Самолет уже давно набрал высоту, и Павлова голова, сползая по откинутому креслу, клонилась то к Василичу, то к канской учительнице. Перед закрытыми глазами все плыла снежная подкрыльная даль, вздутая таежная шкура, дороги, поселки, сибирские и дальневосточные города, а за городами этими, бросая на людей незримый снежный отсвет, стояла кряжами и горной тайгой студеная крепь природы, и продутый ветром парнишка в драном свитере взмывал на дизельном «хай-люксе» на ледяной бугор, скрежеща шипами и высекая ледяную пыль… А сам Павел уже сидел за рулем своей «короны», и бежал под темно-зеленый капот крупный серый асфальт, и дорога становилась все извилистей и вертикальней, и била струя пара из серебристой трубы теплотрассы, и в доме из обгрызенных блоков, в коммуналке без телефона, торопливо убиралась, мыла посуду и собирала в школу маленького Артемку Даша с поблекшим лицом и ясными как океанская вода глазами…
А когда прошло это почти непосильное чувство края жизни – жизни, растянутой на полпланеты, нечеловеческого и долгожданного удобства от какой-то наконец уже полной распростертости меж балтийской и тихоокеанской синевой, тогда вдруг все стихло, исчезло и стало казаться Павлу, что он – самолет… Большой дальний самолет, и портовский техник сливает у него из крыла в банку с проволочной ручкой керосин, а он стоит ни жив ни мертв на длинной белой полосе и все думает: «Господи, Господи, да что же это будет, – что же будет, если вдруг недостаточно чистой и прозрачной окажется горючая и горемычная его душа».
Когда подлетали к Красноярску, в родной и спокойной снежной дымке всплывали над серыми пятиэтажками и трубами сопки, и огромный четырехмоторный самолет летел совсем медленно, почти вися на одном месте и тихо снижаясь вместе со снегом. И Павел тоже как будто опускался, тяжелея от пережитого, и казалось, падал, гиб, но все почему-то не долетал, не разбивался вдребезги, а наоборот, все больше и больше наполнялся пустотой каждой потери и выносился куда-то вверх, в совсем уже заоблачную режь, где нет ни ушедших лет, ни жалости к себе, а есть лишь великая и горькая ширь жизни.
«Отдай моё»
Глава I
В августе 19… года наконец подписали приказ, и Митя поступил полевым зоологом на базу Третьей Восточно-Сибирской экспедиции, располагавшейся в заброшенном станке Дальнем на правом берегу Енисея. Прежде Митя бывал здесь студентом и ясно помнил свой первый приезд – с низкого, заваленного на один бок парохода его вывезли на берег и привели в кухню-барак, где остро пахло толченой черемшой – под вой комаров ее резали и солили в банки три студентки в платках. Из окон синим туманом лился недвижный свет белой ночи, и рыжий костерок керосиновой лампы казался в нем бледным и никчемным.
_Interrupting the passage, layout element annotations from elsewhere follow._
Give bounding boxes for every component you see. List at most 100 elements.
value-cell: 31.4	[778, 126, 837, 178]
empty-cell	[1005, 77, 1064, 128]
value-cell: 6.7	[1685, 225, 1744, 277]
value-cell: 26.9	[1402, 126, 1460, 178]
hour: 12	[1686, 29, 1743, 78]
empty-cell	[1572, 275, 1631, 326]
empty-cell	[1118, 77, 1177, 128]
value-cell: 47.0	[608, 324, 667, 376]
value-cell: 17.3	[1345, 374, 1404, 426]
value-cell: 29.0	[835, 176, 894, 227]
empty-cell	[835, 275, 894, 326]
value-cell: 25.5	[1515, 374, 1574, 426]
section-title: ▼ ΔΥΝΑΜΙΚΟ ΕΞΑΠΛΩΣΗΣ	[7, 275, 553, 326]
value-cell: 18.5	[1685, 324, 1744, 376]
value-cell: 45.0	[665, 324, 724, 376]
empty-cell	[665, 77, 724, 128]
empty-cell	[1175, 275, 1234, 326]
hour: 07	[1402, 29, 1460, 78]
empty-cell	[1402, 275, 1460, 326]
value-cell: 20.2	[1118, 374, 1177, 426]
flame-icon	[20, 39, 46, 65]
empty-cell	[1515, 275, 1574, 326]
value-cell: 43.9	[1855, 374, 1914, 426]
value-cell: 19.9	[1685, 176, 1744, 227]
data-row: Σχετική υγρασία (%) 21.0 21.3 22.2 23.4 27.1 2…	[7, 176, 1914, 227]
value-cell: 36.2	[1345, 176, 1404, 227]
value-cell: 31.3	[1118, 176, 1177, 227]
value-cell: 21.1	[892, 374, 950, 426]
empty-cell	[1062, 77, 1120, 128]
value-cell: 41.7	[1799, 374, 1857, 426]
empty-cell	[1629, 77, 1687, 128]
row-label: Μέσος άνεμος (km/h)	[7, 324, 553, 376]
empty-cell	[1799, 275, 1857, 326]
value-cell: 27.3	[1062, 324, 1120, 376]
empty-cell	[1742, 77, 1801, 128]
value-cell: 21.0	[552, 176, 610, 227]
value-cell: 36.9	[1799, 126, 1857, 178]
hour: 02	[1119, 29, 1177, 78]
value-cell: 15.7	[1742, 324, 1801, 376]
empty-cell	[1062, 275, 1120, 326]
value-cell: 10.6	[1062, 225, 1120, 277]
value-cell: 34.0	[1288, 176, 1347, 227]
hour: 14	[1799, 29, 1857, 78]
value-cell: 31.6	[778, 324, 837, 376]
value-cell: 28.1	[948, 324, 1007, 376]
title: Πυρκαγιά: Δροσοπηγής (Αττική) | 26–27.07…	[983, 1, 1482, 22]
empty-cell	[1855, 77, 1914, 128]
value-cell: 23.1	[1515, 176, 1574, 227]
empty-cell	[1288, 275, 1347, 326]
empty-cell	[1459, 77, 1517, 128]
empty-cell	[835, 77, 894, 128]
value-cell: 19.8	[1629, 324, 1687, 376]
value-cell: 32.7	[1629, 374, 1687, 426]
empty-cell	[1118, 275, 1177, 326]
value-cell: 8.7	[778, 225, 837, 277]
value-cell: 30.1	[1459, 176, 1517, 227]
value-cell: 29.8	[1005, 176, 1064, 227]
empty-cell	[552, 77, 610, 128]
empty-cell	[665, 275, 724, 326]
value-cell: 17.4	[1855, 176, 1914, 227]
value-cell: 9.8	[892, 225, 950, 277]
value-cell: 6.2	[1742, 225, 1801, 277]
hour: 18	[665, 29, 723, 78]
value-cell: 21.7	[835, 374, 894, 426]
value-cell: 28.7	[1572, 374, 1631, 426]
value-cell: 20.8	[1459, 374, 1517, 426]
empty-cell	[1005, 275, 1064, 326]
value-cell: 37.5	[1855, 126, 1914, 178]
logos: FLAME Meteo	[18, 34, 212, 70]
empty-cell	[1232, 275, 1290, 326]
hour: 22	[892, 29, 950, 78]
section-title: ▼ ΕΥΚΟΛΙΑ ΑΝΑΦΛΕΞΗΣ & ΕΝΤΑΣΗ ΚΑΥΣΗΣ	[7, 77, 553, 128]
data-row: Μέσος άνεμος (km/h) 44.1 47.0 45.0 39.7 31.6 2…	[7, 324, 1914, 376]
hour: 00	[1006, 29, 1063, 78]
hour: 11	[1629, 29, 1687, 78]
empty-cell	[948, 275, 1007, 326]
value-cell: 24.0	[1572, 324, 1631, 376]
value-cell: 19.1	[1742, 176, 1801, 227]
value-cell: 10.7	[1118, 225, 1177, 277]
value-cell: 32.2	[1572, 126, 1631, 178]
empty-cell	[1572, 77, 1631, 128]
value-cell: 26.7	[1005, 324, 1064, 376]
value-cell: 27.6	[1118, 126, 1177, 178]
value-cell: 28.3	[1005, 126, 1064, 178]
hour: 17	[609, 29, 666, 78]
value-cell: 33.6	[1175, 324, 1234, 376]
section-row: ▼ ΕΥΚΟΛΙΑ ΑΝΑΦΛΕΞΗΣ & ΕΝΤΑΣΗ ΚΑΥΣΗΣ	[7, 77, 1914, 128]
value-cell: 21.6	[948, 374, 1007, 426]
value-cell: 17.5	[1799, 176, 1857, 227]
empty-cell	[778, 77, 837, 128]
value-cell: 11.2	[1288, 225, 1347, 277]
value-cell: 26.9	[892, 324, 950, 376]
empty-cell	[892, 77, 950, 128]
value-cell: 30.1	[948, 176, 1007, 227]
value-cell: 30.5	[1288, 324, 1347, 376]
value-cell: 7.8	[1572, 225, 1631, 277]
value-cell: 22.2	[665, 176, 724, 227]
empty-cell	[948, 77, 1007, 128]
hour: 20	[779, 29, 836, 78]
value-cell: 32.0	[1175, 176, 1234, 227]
Страстно любившая путешествия и не покидавшая пределов Средней России бабушка с детства подсовывала Мите книги о Сибири. По ним Енисей представлялся почти черным, в мрачных берегах, схематично покрытых лесом, а в жизни все оказалось проще, веселее, ближе – нежно-зеленый беспорядок лиственничника, накинутого на колья берегового увала, салатовые тальники, ниже пояса серые от ила, лезвие острова в стройной насечке ельника.
Предыдущий сезон Митя отработал в поисковом отряде Нигризолота в Бодайбинском районе Иркутской области. Все живо стояло перед глазами: заросший кедровым стланцем голец Цибульского, трусящий на северо-восток якутский аргиш на пегих оленях и подбаза, где Митя подцепил вшей, спя в чужом спальнике. «Да что за почесуха-то такая? – недоумевал он в самолете. – Ведь вроде мылся». «Слева по курсу вы видите заснеженные вершины Восточных Саян», – сказала проводница. В душе что-то свело и, похоже, навсегда.
Дома мама загнала потлатого Митю в ванную. От удара гребня из его шевелюры с щелканьем посыпались в ванну вши, бледные личинки которых он еще с неделю смеха ради выуживал из своей уже подстриженной головы и рассматривал в микроскоп на занятиях в университете. После ванны Митину, по выражению бабушки, «головизну» облили керосином и одели в пакет, высидеть в котором Митя больше пяти минут не смог – так жег керосин исчесанную до струпьев головизну. А со следующего года начался Енисей, куда его сосватал товарищ по зоологическому кружку.